Alternatively, I can rename all my rules in all my snakefiles and add respective prefixes to them, e.g. rule qc_rule1, rule phase_rule1, etc., but I thought that maybe there is a simplier workaround, so that I do not need to change my code too much: an additional variable that can be used, whether defined in profile, snakefile itself or as --config log_folder=X option. I hope I did not confuse you too much!

Thank you!

jdblischak commented 1 year ago

Got it. Check out the example I created, shared-logs

$ snakemake --profile shared/ --snakefile qc.snakefile
$ snakemake --profile shared/ --snakefile impute.snakefile
$ snakemake --profile shared/ --snakefile phase.snakefile

$ ls logs/
impute.snakefile  phase.snakefile  qc.snakefile

If you really wanted to remove the file extension .snakefile, you could pipe it to sed, tr, or some other command-line tool.

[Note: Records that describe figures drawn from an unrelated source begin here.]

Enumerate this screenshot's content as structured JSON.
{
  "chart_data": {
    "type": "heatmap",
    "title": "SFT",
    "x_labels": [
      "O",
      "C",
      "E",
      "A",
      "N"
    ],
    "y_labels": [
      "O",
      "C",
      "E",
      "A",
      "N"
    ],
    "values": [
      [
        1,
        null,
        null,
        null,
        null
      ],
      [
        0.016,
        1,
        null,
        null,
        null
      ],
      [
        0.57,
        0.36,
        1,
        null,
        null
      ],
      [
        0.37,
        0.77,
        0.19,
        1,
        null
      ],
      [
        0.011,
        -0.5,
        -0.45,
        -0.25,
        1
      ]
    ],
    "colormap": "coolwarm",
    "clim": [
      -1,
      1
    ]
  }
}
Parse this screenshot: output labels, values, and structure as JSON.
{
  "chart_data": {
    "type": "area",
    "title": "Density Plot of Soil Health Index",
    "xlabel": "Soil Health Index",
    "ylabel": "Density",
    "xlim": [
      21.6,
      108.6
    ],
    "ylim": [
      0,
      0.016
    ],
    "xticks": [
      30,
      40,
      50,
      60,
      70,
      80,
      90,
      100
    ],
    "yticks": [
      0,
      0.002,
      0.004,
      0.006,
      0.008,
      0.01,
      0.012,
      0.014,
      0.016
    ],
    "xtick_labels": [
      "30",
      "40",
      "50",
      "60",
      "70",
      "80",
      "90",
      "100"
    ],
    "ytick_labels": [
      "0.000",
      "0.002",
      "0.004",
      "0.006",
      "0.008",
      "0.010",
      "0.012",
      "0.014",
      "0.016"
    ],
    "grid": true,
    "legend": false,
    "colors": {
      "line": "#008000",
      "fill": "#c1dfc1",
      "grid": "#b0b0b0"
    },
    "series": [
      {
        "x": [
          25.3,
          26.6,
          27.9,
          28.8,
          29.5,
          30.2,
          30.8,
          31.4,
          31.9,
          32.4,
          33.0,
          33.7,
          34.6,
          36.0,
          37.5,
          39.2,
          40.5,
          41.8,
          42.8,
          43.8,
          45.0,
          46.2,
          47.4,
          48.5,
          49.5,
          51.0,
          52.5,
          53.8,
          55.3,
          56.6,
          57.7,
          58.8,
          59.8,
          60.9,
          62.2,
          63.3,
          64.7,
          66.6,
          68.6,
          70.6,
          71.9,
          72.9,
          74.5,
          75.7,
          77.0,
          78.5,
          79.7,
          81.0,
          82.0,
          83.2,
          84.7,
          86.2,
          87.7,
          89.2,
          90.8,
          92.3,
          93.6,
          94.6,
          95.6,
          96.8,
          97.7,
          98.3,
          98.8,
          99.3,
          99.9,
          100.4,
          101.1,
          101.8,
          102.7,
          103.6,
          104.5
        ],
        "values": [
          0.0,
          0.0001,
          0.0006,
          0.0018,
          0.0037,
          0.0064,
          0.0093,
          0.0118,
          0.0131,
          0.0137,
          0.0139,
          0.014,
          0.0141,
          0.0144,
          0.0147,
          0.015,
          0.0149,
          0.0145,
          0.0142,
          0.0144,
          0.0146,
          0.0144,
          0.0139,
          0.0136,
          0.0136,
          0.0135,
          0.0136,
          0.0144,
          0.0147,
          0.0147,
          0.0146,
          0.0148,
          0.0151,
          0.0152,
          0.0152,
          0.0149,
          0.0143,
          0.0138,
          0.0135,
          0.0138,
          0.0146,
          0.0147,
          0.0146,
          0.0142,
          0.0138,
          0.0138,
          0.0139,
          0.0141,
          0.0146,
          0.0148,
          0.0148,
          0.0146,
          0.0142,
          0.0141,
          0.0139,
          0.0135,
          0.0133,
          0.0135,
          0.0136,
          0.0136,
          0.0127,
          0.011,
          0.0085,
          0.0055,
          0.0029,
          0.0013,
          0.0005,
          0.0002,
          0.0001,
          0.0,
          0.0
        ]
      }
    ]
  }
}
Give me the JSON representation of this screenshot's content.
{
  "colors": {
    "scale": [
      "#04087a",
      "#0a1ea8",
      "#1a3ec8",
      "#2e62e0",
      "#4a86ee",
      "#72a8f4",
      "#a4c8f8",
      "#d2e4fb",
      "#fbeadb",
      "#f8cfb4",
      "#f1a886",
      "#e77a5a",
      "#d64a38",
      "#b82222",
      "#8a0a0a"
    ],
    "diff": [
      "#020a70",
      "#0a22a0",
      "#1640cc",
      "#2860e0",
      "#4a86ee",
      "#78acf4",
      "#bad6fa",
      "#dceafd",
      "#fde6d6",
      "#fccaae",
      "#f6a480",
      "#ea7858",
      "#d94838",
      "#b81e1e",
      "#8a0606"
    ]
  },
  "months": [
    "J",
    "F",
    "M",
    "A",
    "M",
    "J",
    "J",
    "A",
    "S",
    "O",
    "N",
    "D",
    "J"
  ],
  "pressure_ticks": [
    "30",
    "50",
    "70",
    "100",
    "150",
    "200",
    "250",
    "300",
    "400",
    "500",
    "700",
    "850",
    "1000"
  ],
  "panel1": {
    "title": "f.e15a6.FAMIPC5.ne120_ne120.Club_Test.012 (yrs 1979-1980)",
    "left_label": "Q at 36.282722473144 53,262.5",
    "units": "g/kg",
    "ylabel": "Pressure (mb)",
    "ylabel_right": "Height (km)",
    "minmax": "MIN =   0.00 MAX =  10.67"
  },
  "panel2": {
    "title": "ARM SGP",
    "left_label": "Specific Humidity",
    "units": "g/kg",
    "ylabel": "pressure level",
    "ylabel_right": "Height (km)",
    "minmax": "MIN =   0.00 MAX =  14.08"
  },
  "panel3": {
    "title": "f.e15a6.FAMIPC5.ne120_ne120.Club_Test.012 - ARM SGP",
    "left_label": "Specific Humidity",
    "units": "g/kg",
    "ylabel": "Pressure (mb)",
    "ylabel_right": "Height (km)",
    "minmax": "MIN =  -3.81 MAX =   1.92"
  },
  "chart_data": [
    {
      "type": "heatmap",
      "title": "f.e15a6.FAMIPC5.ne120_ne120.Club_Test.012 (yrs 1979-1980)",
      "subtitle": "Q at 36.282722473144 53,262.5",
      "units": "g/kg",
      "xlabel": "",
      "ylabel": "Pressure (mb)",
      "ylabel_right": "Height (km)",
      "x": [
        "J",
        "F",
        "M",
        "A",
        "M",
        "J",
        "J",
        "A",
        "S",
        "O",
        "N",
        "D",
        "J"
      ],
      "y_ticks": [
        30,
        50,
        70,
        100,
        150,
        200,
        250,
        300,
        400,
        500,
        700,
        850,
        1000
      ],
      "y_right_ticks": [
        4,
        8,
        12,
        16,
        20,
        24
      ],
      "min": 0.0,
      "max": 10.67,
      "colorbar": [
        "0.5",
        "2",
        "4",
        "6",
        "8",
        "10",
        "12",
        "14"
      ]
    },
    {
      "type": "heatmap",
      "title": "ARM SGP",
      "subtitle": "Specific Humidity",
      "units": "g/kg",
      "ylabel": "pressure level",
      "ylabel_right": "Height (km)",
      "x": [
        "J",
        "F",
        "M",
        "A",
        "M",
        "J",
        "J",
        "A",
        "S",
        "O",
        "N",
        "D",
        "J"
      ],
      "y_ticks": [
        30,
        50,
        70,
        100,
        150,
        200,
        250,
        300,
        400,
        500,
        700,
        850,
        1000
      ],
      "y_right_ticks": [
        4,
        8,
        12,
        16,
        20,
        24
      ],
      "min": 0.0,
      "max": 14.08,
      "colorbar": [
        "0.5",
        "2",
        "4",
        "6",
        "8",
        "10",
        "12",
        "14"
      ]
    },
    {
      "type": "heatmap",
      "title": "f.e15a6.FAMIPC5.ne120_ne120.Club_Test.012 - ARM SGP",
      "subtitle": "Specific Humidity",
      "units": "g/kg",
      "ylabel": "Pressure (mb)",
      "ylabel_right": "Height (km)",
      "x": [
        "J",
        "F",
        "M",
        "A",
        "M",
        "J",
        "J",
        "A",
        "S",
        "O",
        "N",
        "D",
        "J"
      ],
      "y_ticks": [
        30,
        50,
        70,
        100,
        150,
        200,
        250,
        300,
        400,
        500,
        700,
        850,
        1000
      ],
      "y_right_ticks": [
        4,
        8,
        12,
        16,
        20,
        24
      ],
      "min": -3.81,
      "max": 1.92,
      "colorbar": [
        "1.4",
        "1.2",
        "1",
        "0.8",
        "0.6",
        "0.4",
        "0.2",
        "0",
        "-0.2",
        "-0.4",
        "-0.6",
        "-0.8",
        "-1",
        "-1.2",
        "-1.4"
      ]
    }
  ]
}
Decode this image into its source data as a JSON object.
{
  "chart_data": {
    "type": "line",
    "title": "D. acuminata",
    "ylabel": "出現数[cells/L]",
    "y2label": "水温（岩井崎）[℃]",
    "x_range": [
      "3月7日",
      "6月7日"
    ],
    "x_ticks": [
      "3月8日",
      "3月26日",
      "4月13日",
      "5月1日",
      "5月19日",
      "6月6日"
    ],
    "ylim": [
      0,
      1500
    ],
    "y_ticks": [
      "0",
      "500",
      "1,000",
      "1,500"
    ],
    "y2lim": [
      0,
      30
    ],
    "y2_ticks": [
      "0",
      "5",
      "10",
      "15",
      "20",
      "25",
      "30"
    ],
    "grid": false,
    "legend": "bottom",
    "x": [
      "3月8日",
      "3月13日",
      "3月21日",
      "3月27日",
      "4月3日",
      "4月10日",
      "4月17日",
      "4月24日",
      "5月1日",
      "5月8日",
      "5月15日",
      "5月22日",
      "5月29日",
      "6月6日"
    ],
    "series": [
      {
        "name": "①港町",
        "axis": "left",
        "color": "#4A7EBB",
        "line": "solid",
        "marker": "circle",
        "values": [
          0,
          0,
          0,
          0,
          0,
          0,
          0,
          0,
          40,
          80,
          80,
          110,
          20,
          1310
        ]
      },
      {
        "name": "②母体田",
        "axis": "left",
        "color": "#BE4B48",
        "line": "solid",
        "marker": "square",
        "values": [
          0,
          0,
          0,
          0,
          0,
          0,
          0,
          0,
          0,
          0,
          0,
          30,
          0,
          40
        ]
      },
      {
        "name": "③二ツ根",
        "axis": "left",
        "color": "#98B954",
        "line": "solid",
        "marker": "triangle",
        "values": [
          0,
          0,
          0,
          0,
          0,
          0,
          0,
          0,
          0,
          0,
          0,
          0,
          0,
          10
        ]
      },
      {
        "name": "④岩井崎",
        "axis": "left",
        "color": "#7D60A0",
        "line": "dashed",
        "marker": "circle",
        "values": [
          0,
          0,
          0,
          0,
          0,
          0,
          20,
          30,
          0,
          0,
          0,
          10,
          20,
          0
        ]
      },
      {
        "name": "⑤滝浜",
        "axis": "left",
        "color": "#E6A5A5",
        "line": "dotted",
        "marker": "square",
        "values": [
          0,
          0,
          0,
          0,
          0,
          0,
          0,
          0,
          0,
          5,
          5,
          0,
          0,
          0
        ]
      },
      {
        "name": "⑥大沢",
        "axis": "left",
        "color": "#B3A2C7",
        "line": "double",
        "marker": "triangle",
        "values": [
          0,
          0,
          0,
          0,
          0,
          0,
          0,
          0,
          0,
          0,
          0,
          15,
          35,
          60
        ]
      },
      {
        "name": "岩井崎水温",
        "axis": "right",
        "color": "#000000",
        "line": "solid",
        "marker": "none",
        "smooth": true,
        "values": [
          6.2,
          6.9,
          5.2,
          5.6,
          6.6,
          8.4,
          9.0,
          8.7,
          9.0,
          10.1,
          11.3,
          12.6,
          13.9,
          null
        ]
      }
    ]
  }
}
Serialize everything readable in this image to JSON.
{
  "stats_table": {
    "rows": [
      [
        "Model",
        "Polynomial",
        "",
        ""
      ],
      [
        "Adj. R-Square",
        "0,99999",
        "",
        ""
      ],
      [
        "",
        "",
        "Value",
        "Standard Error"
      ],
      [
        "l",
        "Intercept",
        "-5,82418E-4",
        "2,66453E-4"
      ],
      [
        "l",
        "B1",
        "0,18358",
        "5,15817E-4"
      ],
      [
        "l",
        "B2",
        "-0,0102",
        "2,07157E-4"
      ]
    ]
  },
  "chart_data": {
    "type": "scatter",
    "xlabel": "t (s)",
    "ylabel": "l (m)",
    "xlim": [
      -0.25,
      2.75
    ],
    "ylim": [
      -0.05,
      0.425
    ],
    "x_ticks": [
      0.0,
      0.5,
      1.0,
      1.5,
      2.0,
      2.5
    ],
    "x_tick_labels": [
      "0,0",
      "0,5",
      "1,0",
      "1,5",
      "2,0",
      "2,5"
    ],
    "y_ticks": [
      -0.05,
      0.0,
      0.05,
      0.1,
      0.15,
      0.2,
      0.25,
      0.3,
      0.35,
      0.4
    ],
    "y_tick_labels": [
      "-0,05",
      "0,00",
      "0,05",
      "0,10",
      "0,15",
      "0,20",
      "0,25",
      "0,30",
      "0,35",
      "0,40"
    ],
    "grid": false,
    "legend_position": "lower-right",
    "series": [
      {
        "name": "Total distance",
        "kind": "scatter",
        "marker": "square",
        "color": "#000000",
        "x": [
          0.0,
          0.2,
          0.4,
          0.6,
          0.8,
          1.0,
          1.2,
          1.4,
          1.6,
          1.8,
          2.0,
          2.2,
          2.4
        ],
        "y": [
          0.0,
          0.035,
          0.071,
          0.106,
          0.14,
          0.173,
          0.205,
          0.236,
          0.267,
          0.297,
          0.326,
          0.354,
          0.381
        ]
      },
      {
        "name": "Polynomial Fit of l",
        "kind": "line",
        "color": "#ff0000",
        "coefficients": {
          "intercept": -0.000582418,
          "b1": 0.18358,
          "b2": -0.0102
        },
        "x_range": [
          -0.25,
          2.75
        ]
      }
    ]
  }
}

It may be possible to use --config or --envvars, but I didn't investigate these options since it would require you to remember to include this when you ran snakemake, which is easy to forget. By using workflow.main_snakefile, it will always include the name of the Snakefile in the path for the log files.

jdblischak commented 1 year ago

@hudja Did you get a chance to try out my shared-logs example? Does this work well for your use case? Please let me know if you have any problems implementing it

hudja commented 1 year ago

Yes, sorry for not answering. I thought I cannot for the closed issue. It is working perfectly as expected! Thank you very much!